Les traducteurs littéraires à l’attaque des robots

Les traducteurs littéraires à l'attaque des robots
Les traducteurs littéraires à l'attaque des robots.

Ils s’appellent DeepL, Microsoft Translator ou Reverso, et sont entrain de précariser au fur et à mesure que leurs performances s’accroissent, tout un corps de métier réputé jusqu’ici intouchable tant il touchait à la sensibilité et au savoir humain, les traducteurs littéraires.

Ces derniers se trouveraient rétrogradés à de simples missions de correction après emploi de ces traducteurs automatiques par les éditeurs. Et ce, dans des conditions de plus en plus désavantageuses, voire illégales. Selon une étude de l’ATLF (l’Association des traducteurs littéraires de France), 68 % des traducteurs seraient rémunérés en dessous des tarifs moyens. Certains éditeurs leur factureraient des prestations sous le régime de l’auto-entrepreneur, les empêchant de percevoir leurs droits d’auteur, soit entre 1 et 2 % des ventes du livre.

Le Graal de l’IA

Dès 2018, l’Atlas (Association pour la promotion de la traduction littéraire) lançait un observatoire de la traduction automatique, mis à jour chaque année afin de suivre l’évolution des performances en matière d’intelligence artificielle des traducteurs automatisés en ligne. Un corpus de 40 textes (Shakespeare, Dostoïevski ou encore Kafka) avait été sélectionné, présentant « une diversité de difficultés, tant par les formes et les visées, que par les effets et les contextes. D’une littérature à l’autre, les textes passent de la prose classique à la prose contemporaine, de la poésie au théâtre versifié ou encore à la non-fiction » expliquait l’association sur son site.

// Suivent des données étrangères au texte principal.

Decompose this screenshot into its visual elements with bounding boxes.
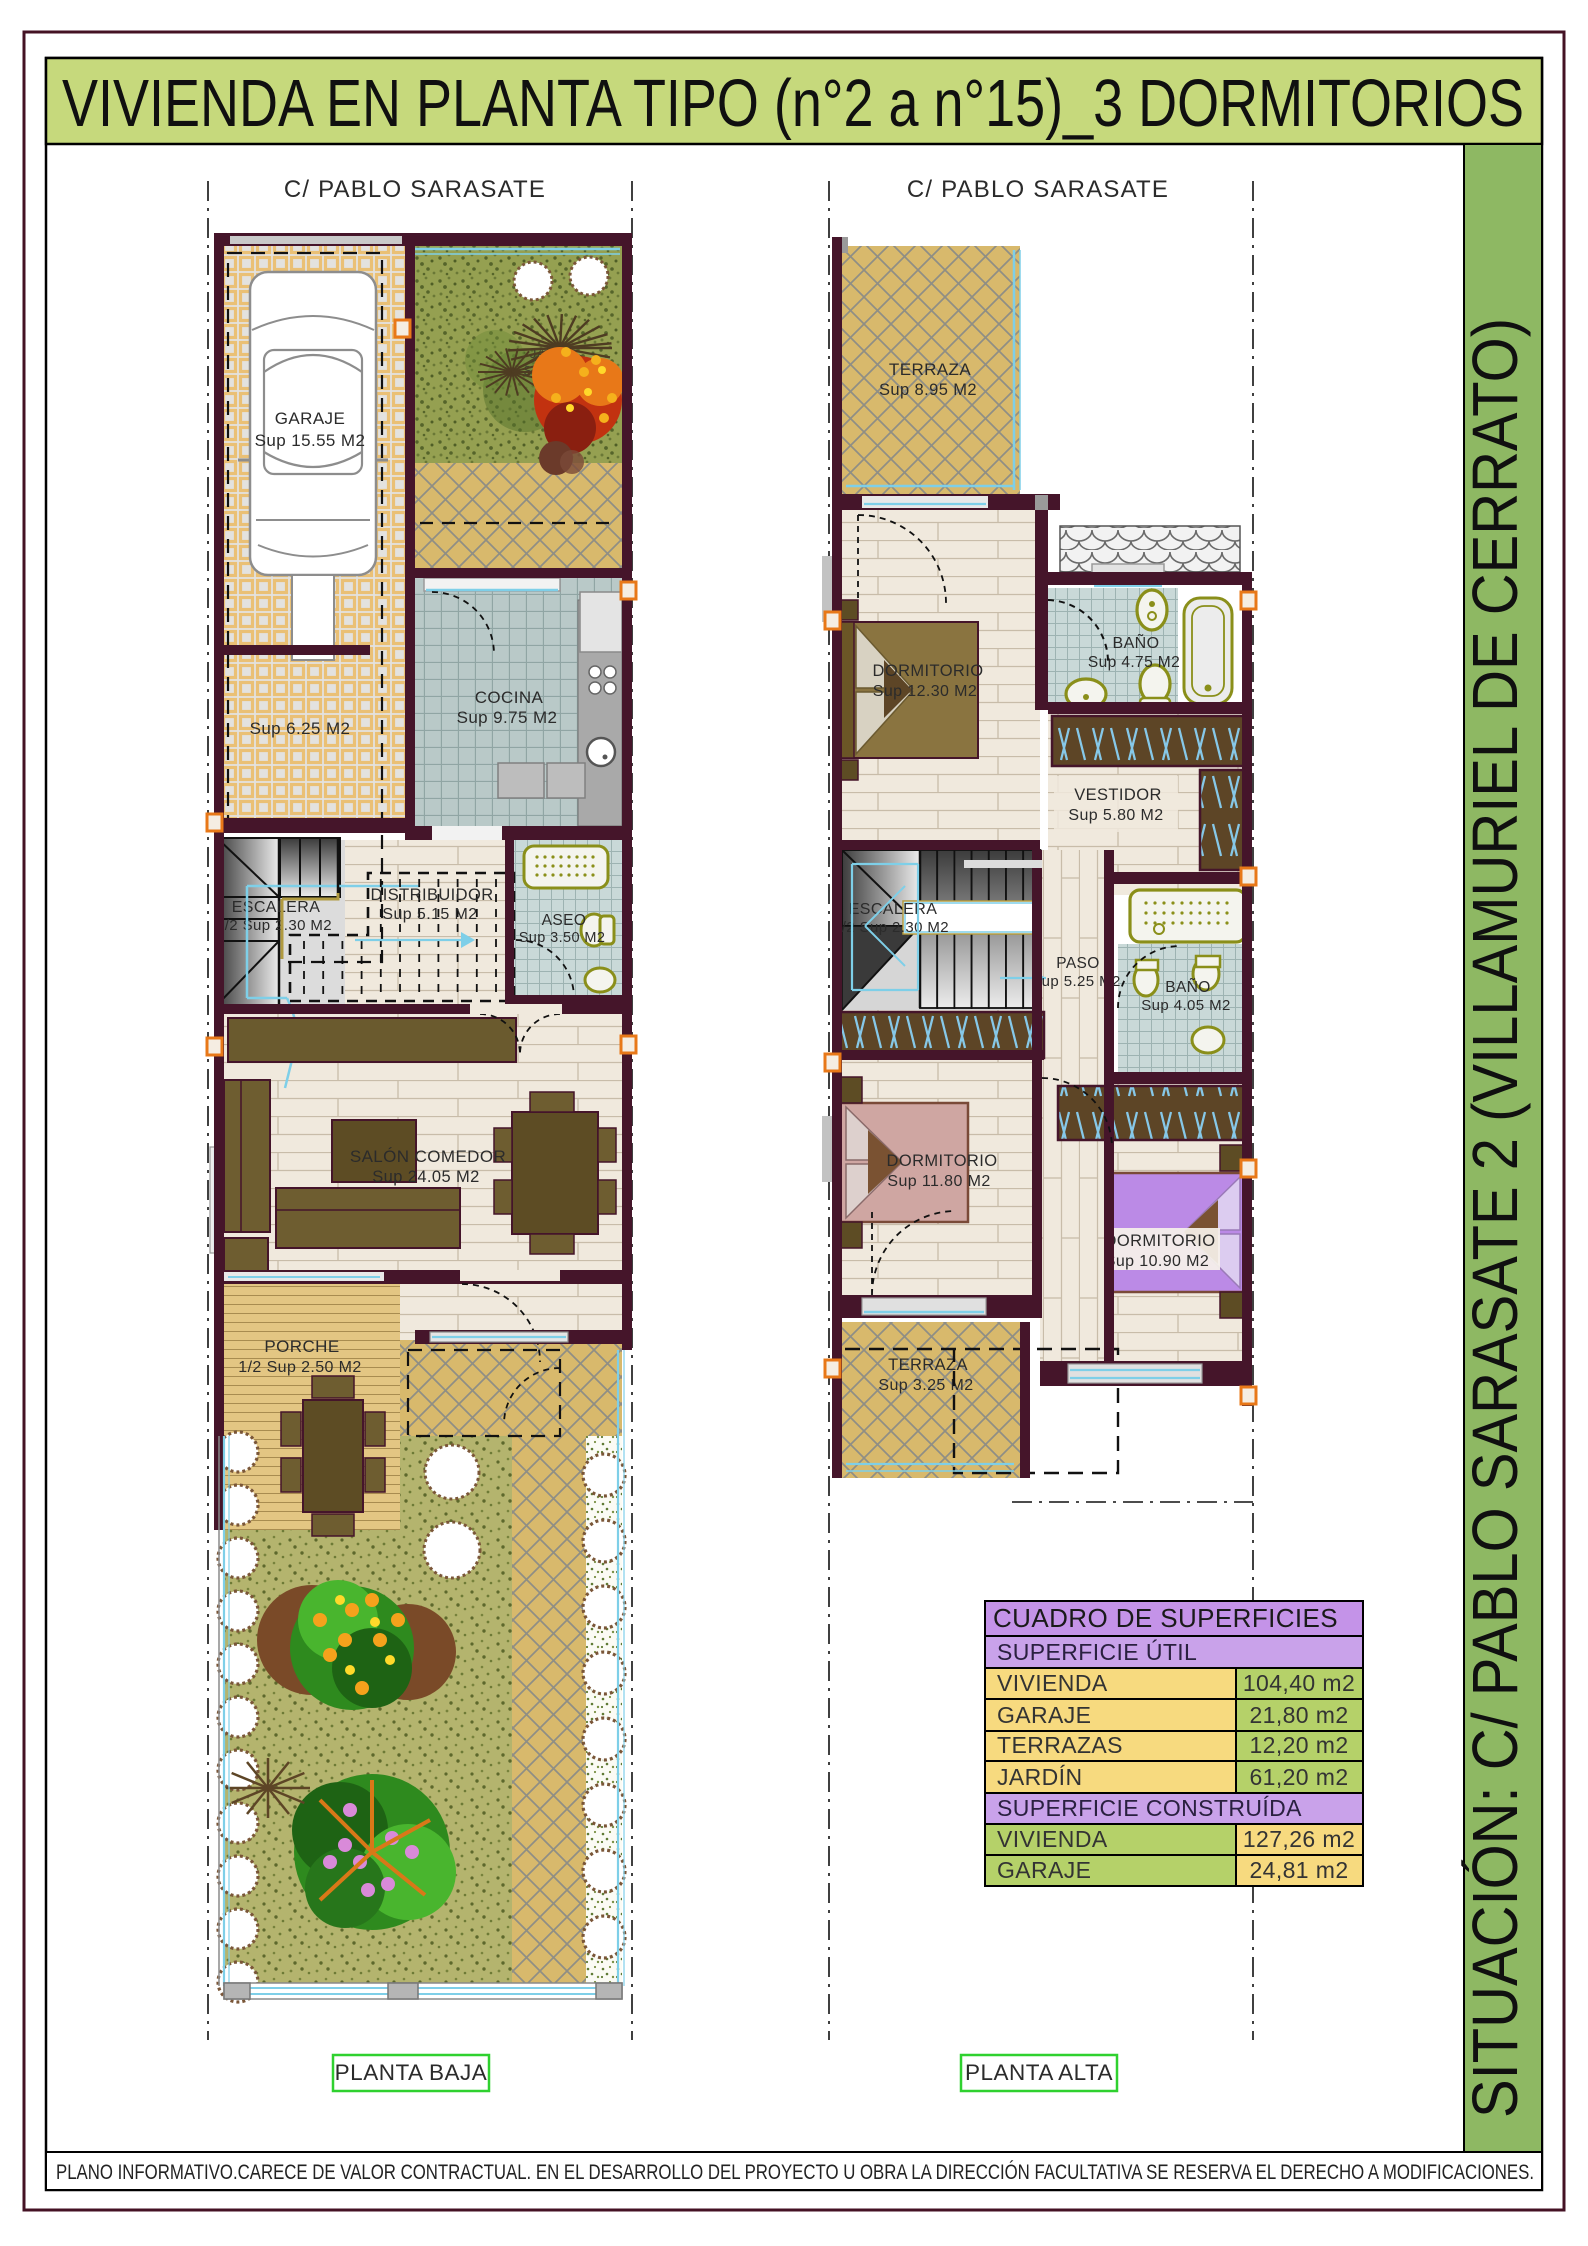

Résultat, si les traducteurs automatiques s’améliorent à une vitesse fulgurante grâce au machine learning, permettant aux IA de cumuler des données via des modèles mathématiques d’apprentissage, il leur manquerait encore cette part d’humanité qui fait le sel de la littérature. « La compréhension du monde, la conscience, sont des choses très, très, difficiles à modéliser. C’est le Graal de l’IA. On ne sait pas vraiment par quel bout l’attraper. Ni même comment réfléchir dessus. En réalité, on ne connaît même pas les ingrédients pour imaginer la recette », explique Antoine Bordes, directeur du centre européen de recherche en IA (FAIR) dans un rapport publié en 2021.

5486 signatures

Après plusieurs tribunes dont celle de l’AVTE (Audiovisual Translators Europe), du STAA CNT SO (Syndicat des travailleur.euses et artistes.auteur.ices), de l’Atlas et l’ATLF, une dernière pétition a été mise en ligne en septembre 2023, par le collectif « Pour une traduction humaine » et soutenue par des centaines d’auteurs dont Annie Ernaux, J.M.G Le Clézio ou Tahar Ben Jelloun. Elle comptait ce 8 février 5486 signatures, avec pour mot d’ordre : « Nous ne voulons pas que l’IA devienne une alternative envisageable à la création humaine ».

Ces signataires ont-ils été entendus ? Il semblerait que oui. Alors qu’une première proposition de loi faisait son apparition à l’Assemblée Nationale le 12 septembre dernier, l’Union Européenne a pris les devants ce vendredi 2 février.Un compromis a été signé entre États-membres pour réguler l’usage de l’intelligence artificielle, comme le préconise depuis 2021 l’Artificial Intelligence Act.